Terry Pratchett passed away.
If you know who he was, this is not news; his death was several days ago. But he was my favourite author and I couldn’t not mention it. I just had to take some time before writing about it. I’m in the middle of putting together a gallery show about telling stories, and my favourite storyteller has died. He had a history of cardiovascular problems and was diagnosed with Alzheimer’s a few years ago, so it’s not exactly unexpected, but I am still very sad.
I can’t say he made me love reading, because I have loved reading since before I could read to myself.

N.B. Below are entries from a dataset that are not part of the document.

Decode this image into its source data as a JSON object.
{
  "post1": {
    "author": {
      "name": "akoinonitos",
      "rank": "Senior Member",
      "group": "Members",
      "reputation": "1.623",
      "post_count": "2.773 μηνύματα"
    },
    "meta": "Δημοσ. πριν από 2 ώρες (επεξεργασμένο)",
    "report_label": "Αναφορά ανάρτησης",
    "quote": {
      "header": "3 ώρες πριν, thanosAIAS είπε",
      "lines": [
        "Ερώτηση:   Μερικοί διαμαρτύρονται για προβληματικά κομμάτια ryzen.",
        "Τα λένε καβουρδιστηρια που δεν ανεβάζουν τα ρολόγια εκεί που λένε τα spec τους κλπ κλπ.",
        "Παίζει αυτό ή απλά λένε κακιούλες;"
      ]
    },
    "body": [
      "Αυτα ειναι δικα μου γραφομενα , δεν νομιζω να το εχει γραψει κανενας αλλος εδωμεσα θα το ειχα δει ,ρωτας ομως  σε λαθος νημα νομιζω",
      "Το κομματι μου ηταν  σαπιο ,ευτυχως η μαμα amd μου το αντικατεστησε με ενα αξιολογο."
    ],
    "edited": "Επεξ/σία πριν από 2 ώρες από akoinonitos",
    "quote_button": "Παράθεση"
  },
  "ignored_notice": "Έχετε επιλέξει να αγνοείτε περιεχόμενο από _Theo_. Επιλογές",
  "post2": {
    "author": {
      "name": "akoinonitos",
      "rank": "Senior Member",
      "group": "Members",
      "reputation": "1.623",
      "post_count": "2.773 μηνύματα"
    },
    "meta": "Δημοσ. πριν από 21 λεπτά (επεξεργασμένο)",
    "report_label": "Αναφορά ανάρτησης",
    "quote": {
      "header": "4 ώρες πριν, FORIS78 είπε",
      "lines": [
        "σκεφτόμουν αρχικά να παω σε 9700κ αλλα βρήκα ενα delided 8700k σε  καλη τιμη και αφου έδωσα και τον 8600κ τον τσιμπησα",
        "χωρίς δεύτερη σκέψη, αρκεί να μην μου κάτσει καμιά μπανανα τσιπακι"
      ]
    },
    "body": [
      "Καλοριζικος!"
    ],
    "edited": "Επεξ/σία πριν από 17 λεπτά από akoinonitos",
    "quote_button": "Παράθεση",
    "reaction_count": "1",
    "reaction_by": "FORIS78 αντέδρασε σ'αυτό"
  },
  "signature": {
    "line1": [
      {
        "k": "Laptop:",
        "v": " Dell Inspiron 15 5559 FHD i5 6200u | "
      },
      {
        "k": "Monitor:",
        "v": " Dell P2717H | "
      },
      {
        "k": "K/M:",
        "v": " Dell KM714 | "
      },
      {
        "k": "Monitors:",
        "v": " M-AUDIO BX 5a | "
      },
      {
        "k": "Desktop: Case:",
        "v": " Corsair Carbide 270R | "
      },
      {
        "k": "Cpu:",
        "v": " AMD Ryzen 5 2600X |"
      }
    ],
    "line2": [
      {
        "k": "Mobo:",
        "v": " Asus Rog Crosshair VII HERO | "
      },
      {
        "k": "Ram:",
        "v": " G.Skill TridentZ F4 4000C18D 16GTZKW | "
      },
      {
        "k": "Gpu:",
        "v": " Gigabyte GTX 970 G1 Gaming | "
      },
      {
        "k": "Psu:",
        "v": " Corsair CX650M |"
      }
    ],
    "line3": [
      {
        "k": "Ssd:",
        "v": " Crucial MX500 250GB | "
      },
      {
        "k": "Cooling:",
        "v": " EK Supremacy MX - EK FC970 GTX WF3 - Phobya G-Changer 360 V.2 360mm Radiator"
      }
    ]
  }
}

I can’t say he introduced me to scifi or fantasy, because I was already reading scifi and fantasy to the near-exclusion of all else when I first picked up one of his books.
But there was something about his writing that makes him feel like a first. Experiencing his particular combination of humour, esoteric references, footnotes, and occasional incandescent anger was a formative thing, in ways I may never entirely articulate. I’m re-reading his work now (this will take some time, stupendously prolific workaholic that he was), and found a line that made me tear up. There’s a passage in Soul Music, about the library at Unseen University, where wizards go to study. They have books of magic, of course, but they also have “perfectly ordinary books, printed on commonplace paper in mundane ink. It would be a mistake to think that they weren’t also dangerous, just because reading them didn’t make fireworks go off in the sky. Reading them sometimes did the more dangerous trick of making fireworks go off in the privacy of the reader’s brain.”
He made fireworks go off in my brain. And I will miss him dearly.
 Not in order, of course. I’m starting with the Death books.